The caller of this function knows that rcx is call-clobbered, so won't read the value. But it might have a false dependency on rcx after we return, like bsf rcx, rax / jnz or test eax,eax / setz cl. Recent Intel CPUs don't rename low8 partial registers anymore, so setcc cl has a false dep on rcx. bsf actually leaves its destination unmodified if the source is 0, even though Intel documents it as an undefined value. AMD documents leave-unmodified behaviour.

The false dependency could create a loop-carried dep chain. On the other hand, a false dependency can do that anyway, if our function wrote rcx with instructions dependent on its inputs.

It would be worse to use push rbx/pop rbx to save/restore a call-preserved register that we weren't going to use. The caller likely would read it after we return, and we'd have introduced a store-forwarding latency into the caller's dependency chain for that register. (Also, it's maybe more likely that rbx would be written right before the call, since anything the caller wanted to keep across the call would be moved to call-preserved registers like rbx and rbp.)
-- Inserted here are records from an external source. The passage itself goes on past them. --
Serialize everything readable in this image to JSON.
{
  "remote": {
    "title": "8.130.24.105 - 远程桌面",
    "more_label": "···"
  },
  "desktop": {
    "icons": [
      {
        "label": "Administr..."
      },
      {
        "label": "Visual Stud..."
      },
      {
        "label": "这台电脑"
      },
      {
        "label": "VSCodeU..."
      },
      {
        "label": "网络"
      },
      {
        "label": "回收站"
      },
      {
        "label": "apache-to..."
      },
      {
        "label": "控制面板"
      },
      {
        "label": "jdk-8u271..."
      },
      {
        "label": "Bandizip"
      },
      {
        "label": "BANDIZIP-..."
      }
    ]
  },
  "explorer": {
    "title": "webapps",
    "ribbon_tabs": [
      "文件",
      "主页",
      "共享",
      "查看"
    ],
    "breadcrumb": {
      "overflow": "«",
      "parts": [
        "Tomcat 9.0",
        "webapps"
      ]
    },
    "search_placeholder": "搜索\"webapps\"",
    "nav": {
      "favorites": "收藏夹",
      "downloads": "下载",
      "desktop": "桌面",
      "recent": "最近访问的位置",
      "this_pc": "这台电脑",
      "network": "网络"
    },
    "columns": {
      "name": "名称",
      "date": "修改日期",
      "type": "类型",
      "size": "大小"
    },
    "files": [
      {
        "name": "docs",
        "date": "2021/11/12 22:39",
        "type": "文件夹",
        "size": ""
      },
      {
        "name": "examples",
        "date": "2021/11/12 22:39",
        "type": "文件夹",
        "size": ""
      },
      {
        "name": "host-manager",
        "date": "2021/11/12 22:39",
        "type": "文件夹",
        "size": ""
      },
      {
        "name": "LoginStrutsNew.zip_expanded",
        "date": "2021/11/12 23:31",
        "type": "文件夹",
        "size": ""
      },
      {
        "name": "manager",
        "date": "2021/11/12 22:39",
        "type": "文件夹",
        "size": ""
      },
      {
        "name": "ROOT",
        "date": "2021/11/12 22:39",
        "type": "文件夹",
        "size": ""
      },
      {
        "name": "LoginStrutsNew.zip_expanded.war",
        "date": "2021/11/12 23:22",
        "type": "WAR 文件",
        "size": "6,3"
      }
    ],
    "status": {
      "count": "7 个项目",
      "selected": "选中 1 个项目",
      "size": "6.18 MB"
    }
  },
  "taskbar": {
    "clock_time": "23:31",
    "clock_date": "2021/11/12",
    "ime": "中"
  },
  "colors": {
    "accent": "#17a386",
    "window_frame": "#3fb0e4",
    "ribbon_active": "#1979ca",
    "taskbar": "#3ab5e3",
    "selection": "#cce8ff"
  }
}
On CPUs with partial-register stalls (Intel pre-Sandybridge), reading rax with push could cause a stall or 2-3 cycles on Core2 / Nehalem if the caller had done something like setcc al before the call. Sandybridge doesn't stall while inserting a merging uop, and Haswell and later don't rename low8 registers separately from rax at all.

It would be nice to push a register that was less likely to have had its low8 used. If compilers tried to avoid REX prefixes for code-size reasons, they'd avoid dil and sil, so rdi and rsi would be less likely to have partial-register issues. But unfortunately gcc and clang don't seem to favour using dl or cl as 8-bit scratch registers, using dil or sil even in tiny functions where nothing else is using rdx or rcx. (Although lack of low8 renaming in some CPUs means that setcc cl has a false dependency on the old rcx, so setcc dil is safer if the flag-setting was dependent on the function arg in rdi.)

pop rcx at the end "cleans" rcx of any partial-register stuff. Since cl is used for shift counts, and functions do sometimes write just cl even when they could have written ecx instead. (IIRC I've seen clang do this. gcc more strongly favours 32-bit and 64-bit operand sizes to avoid partial-register issues.)


push rdi would probably be a good choice in a lot of cases, since the rest of the function also reads rdi, so introducing another instruction dependent on it wouldn't hurt. It does stop out-of-order execution from getting the push out of the way if rax is ready before rdi, though.


Another potential downside is using cycles on the load/store ports. But they are unlikely to be saturated, and the alternative is uops for the ALU ports. With the extra stack-sync uop on Intel CPUs that you'd get from sub rsp, 8, that would be 2 ALU uops at the top of the function.